Com esta abordagem, os investigadores identificaram um grupo mais restrito de sítios reguladores de metilação do ADN que estão fortemente associados aos processos de envelhecimento. Estes incluem, entre outros, vias de sinalização envolvidas na produção de interleucina-1β e no metabolismo dos ácidos gordos. Isto aponta para vias de sinalização molecular que podem contribuir diretamente para o envelhecimento biológico.

«O nosso modelo é um dos mais precisos desenvolvidos até agora. Mais importante ainda, ao contrário de outros relógios epigenéticos, oferece pistas sobre os mecanismos biológicos que podem moldar diretamente a forma como envelhecemos», salienta Alena van Bömmel, a última coautora correspondente do estudo, que foi recentemente nomeada para o cargo de professora de Neuroepigenética e Ciência de Dados na Universidade Ludwig-Maximilians de Munique.

Novo relógio epigenético combina precisão e interpretabilidade

Com base nestas descobertas, a equipa desenvolveu um novo relógio epigenético, o TFMethyl Clock. Ao contrário dos modelos convencionais, este relógio tem especificamente em conta os locais de metilação do ADN que são dependentes da idade e que se situam dentro de locais de ligação de fatores de transcrição. A abordagem foi complementada com novos métodos de processamento de dados que agrupam padrões de metilação biologicamente semelhantes. No geral, estas estratégias reduziram os fatores de confusão e melhoraram ainda mais o desempenho preditivo e a robustez.

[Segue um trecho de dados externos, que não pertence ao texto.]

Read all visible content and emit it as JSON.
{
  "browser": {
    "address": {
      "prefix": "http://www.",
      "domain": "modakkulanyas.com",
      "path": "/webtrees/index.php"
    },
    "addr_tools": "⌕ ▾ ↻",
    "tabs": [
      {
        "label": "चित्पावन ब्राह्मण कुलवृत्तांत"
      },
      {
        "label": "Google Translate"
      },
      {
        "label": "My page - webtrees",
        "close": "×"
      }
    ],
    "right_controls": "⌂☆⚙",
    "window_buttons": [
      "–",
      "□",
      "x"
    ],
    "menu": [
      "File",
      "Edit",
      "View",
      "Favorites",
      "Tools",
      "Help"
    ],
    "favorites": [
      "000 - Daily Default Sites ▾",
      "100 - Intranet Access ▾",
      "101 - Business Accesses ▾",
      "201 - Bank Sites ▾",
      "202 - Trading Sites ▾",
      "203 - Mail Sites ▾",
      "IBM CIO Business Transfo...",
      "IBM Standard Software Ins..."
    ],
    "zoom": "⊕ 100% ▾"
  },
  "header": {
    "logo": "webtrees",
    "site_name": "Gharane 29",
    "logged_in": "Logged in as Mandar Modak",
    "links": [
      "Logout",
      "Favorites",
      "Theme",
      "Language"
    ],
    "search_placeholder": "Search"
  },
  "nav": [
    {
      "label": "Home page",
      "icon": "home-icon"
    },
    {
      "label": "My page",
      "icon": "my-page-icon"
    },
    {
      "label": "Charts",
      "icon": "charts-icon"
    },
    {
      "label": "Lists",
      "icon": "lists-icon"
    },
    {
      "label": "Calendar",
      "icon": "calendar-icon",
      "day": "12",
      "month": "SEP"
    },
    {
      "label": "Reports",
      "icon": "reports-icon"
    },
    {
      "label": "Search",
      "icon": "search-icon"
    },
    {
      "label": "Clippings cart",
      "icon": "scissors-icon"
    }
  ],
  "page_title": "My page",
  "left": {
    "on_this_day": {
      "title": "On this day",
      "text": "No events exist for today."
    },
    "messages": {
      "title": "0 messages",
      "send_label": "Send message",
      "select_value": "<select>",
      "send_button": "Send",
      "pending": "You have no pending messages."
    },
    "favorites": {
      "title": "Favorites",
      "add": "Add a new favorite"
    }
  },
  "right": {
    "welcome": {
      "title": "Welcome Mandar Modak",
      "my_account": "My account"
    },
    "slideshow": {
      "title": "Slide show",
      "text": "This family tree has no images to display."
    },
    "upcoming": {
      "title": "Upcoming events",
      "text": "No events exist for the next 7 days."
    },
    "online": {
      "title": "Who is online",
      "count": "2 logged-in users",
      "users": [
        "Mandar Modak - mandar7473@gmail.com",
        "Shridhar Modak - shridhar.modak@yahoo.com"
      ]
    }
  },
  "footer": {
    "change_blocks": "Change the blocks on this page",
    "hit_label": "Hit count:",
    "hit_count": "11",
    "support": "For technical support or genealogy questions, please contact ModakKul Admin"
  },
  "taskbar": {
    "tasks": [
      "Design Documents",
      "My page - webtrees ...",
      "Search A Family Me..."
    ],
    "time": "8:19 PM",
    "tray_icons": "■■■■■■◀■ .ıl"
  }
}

O novo relógio alcançou uma precisão preditiva comparável à dos modelos estabelecidos e, em alguns casos, superou-os. Ao mesmo tempo, proporciona uma compreensão significativamente mais profunda dos processos biológicos subjacentes às assinaturas do envelhecimento e das redes moleculares às quais estas estão ligadas. Por exemplo, os investigadores encontraram evidências do envolvimento de vias de sinalização associadas, entre outras coisas, à produção do mediador inflamatório interleucina-1β e ao metabolismo dos ácidos gordos. Além disso, cerca de três quartos dos genes-alvo identificados pelo modelo apresentaram alterações na atividade genética dependentes da idade — uma indicação de que os marcadores selecionados refletem, de facto, processos de envelhecimento funcionalmente relevantes.

Dos biomarcadores às ferramentas na investigação sobre o envelhecimento

O estudo proporciona, assim, não só um método melhorado para a determinação da idade, mas também abre novas possibilidades para a investigação sistemática dos mecanismos biológicos do envelhecimento. A longo prazo, relógios epigenéticos mais interpretáveis do ponto de vista biológico poderão ajudar a identificar com maior precisão as causas moleculares das alterações relacionadas com a idade e orientar o desenvolvimento de novas abordagens para a prevenção e o tratamento de doenças relacionadas com a idade.

«No futuro, os relógios epigenéticos poderão ser muito mais do que meros biomarcadores precisos. Podem ajudar-nos a compreender quais as redes reguladoras envolvidas no processo de envelhecimento — e, assim, abrir novos caminhos para a investigação sobre o envelhecimento», afirmaram os investigadores.